MapReduce jobs can be written in multiple ways, depending on what the desired outcome is. The fundamental structure of a MapReduce job is as follows:

import java.io.IOException;
import java.util.StringTokenizer;
import java.util.Map;
import java.util.HashMap;
import org.apache.hadoop.conf.Configuration;
import org.apache.hadoop.fs.Path;
import org.apache.hadoop.io.IntWritable;
import org.apache.hadoop.io.Text;
import org.apache.hadoop.mapreduce.Job;
import org.apache.hadoop.mapreduce.Mapper;
import org.apache.hadoop.mapreduce.Reducer;
import org.apache.hadoop.mapreduce.lib.input.FileInputFormat;
import org.apache.hadoop.mapreduce.lib.output.FileOutputFormat;
import org.apache.hadoop.util.GenericOptionsParser;
import org.apache.commons.lang.StringEscapeUtils;

public class
EnglishWordCounter {
public static class WordMapper
extends Mapper<Object, Text, Text, IntWritable> {
...
}
public static class CountReducer
extends Reducer<Text, IntWritable, Text, IntWritable> {
...
}

public static void main(String[] args) throws Exception {
Configuration conf = new Configuration();
Job job = new Job(conf, "English Word Counter");
job.setJarByClass(EnglishWordCounter.class);
job.setMapperClass(WordMapper.class);
job.setCombinerClass(CountReducer.class);
job.setReducerClass(CountReducer.class);
job.setOutputKeyClass(Text.class);
job.setOutputValueClass(IntWritable.class);
FileInputFormat.addInputPath(job, new Path(args[0]));
FileOutputFormat.setOutputPath(job, new Path(args[1]));
System.exit(job.waitForCompletion(true) ? 0 : 1);
}
}

The purpose of the driver is to orchestrate the jobs. The first few lines of main are all about parsing command-line arguments. Then, we start setting up the job object by telling it what classes to use for computations and what input paths and output paths to use.
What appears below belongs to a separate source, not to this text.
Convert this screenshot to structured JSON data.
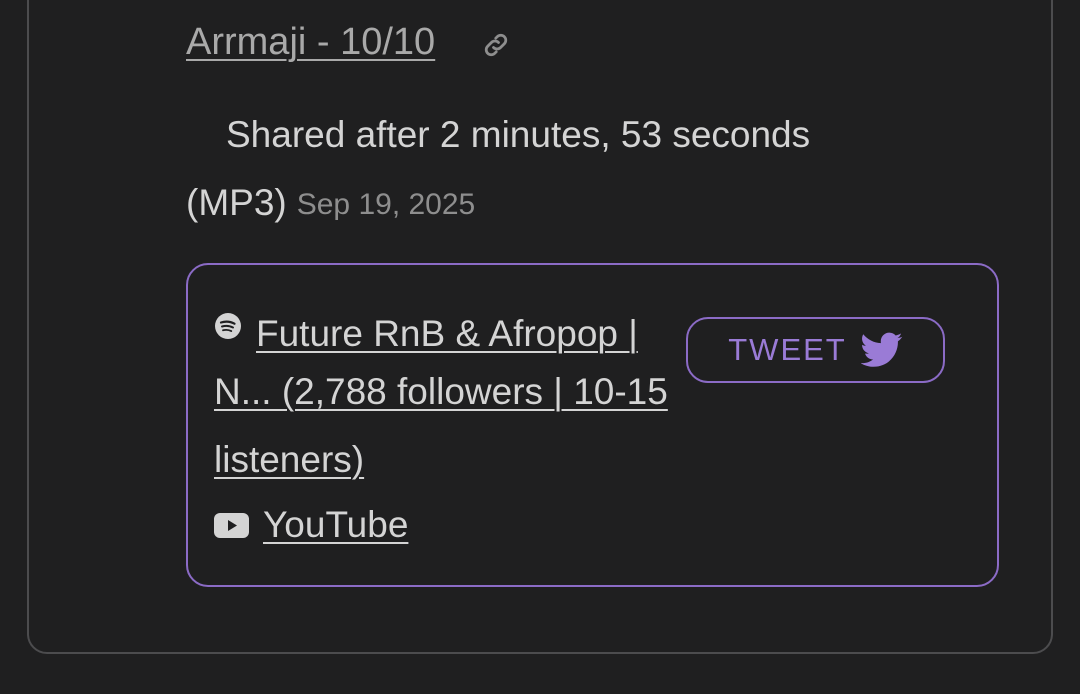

Let's look at the Mapper code, which simply tokenizes the input string and writes each word as an output of the mapper:

public static class WordMapper
extends Mapper<Object, Text, Text, IntWritable> {
private final static IntWritable one = new IntWritable(1);
private Text word = new Text();
public void map(Object key, Text value, Context context)
throws IOException, InterruptedException {
// Grab the "Text" field, since that is what we are counting over
String txt = value.toString()
StringTokenizer itr = new StringTokenizer(txt);
while (itr.hasMoreTokens()) {
word.set(itr.nextToken());
context.write(word, one);
}
}
}

Finally, there is comes the reducer code, which is relatively simple. The reduce function gets called once per key grouping; in this case, each word. We'll iterate through the values, which will be numbers, and take a running sum. The final value of this running sum will be the sum of the ones:

public static class CountReducer
extends Reducer<Text, IntWritable, Text, IntWritable> {
private IntWritable result = new IntWritable();
public void reduce(Text key, Iterable<IntWritable> values,
Context context) throws IOException, InterruptedException {
int sum = 0;
for (IntWritable val : values) {
sum += val.get();
}
result.set(sum);
context.write(key, result);
}
}

There are basic types of MapReduce jobs, as shown in the following points.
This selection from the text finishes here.